Debunking Yet Another Myth: Column-Stores As A Storage-Layer Only Optimization

| | Comments (0)
Editors note: This post was co-authored by Daniel Abadi and Samuel Madden

Our goal in this myth-debunking series has been to shed some light on common misconceptions about column-store databases that we have come across in our conversations with people in the database community. For example, many people think a column in a column store and an index in a row store are similar data structures. We debunked this two posts ago. Other people think that you can simulate a column-store by vertically partitioning a row-store. We debunked this previously, though the difference between these two is more subtle than the difference between a column and an index. This post we debunk yet another myth, which is perhaps even more subtle than the vertical partitioning myth:

Myth: The performance advantages of a column store can gained by replacing a row-oriented storage layer of a DBMS with a column-oriented storage layer without also rewriting the row-oriented query execution system that plans and processes queries on top of the storage system.

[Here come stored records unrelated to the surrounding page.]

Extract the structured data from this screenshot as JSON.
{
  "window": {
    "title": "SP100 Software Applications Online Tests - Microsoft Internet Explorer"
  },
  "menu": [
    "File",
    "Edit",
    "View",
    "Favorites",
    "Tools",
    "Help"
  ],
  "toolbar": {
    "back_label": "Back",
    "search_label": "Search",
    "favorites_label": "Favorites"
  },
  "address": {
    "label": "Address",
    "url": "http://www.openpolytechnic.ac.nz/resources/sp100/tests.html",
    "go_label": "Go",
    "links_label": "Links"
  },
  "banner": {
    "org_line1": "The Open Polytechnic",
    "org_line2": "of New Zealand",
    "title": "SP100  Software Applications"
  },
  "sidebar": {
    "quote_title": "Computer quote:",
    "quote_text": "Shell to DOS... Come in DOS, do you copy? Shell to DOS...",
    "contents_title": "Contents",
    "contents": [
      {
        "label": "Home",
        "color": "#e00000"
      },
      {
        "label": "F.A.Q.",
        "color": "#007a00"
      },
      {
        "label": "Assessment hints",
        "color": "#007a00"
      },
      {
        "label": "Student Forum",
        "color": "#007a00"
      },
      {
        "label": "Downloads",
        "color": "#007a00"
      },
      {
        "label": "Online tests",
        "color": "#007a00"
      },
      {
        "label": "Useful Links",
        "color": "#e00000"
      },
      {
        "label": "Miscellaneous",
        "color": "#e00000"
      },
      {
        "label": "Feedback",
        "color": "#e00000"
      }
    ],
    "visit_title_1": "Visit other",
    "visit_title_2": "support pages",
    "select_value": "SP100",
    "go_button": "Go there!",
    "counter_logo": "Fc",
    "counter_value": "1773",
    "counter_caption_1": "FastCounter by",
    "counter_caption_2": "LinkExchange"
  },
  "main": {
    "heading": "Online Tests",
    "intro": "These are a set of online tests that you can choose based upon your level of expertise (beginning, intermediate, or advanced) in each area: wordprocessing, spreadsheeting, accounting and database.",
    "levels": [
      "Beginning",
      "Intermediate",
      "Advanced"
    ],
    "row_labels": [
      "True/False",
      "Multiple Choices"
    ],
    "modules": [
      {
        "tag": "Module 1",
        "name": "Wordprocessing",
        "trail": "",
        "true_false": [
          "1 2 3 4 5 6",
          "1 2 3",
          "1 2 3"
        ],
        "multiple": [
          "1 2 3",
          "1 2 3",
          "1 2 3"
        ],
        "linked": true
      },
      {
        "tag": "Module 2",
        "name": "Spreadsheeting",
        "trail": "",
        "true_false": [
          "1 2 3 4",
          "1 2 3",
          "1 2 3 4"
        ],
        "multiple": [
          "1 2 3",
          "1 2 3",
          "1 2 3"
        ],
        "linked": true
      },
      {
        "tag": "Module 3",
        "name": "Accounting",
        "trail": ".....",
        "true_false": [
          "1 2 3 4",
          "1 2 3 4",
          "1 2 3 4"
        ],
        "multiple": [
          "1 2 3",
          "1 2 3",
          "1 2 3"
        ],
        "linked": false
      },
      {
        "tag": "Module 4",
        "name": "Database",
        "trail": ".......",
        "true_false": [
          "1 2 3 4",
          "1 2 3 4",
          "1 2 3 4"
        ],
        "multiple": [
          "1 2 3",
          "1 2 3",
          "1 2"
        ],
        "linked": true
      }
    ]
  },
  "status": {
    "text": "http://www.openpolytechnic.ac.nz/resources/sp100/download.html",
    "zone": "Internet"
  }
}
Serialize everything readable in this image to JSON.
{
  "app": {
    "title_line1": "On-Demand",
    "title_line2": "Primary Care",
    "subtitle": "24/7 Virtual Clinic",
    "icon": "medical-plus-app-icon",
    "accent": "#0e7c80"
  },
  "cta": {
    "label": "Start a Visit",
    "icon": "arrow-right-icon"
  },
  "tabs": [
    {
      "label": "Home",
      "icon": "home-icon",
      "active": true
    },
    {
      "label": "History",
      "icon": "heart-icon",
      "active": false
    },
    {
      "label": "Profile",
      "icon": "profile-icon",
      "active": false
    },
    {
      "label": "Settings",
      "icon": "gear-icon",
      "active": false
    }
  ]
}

Experiments that debunk this myth

At first blush, it may seem that all of the benefits of column orientation can be had by simply replacing the storage layer. For example, one commonly cited benefit of column stores is: Because they store each attribute of a table separately, they are better for read queries since they can avoid reading in unnecessary attributes. This benefit for read queries can clearly be obtained solely by replacing the storage layer -- the query executor simply requests the columns it needs and the storage layer reads them off disk and merges them into rows so that the query executer can process them in the standard fashion. The other commonly cited advantage of column stores is that by storing data from the same attribute domain consecutively, they see higher data value locality, and thus an improved compression ratio. Again, this improvement is at the storage layer, and the executor need not be aware of compression at all if data is decompressed as it is read off of disk.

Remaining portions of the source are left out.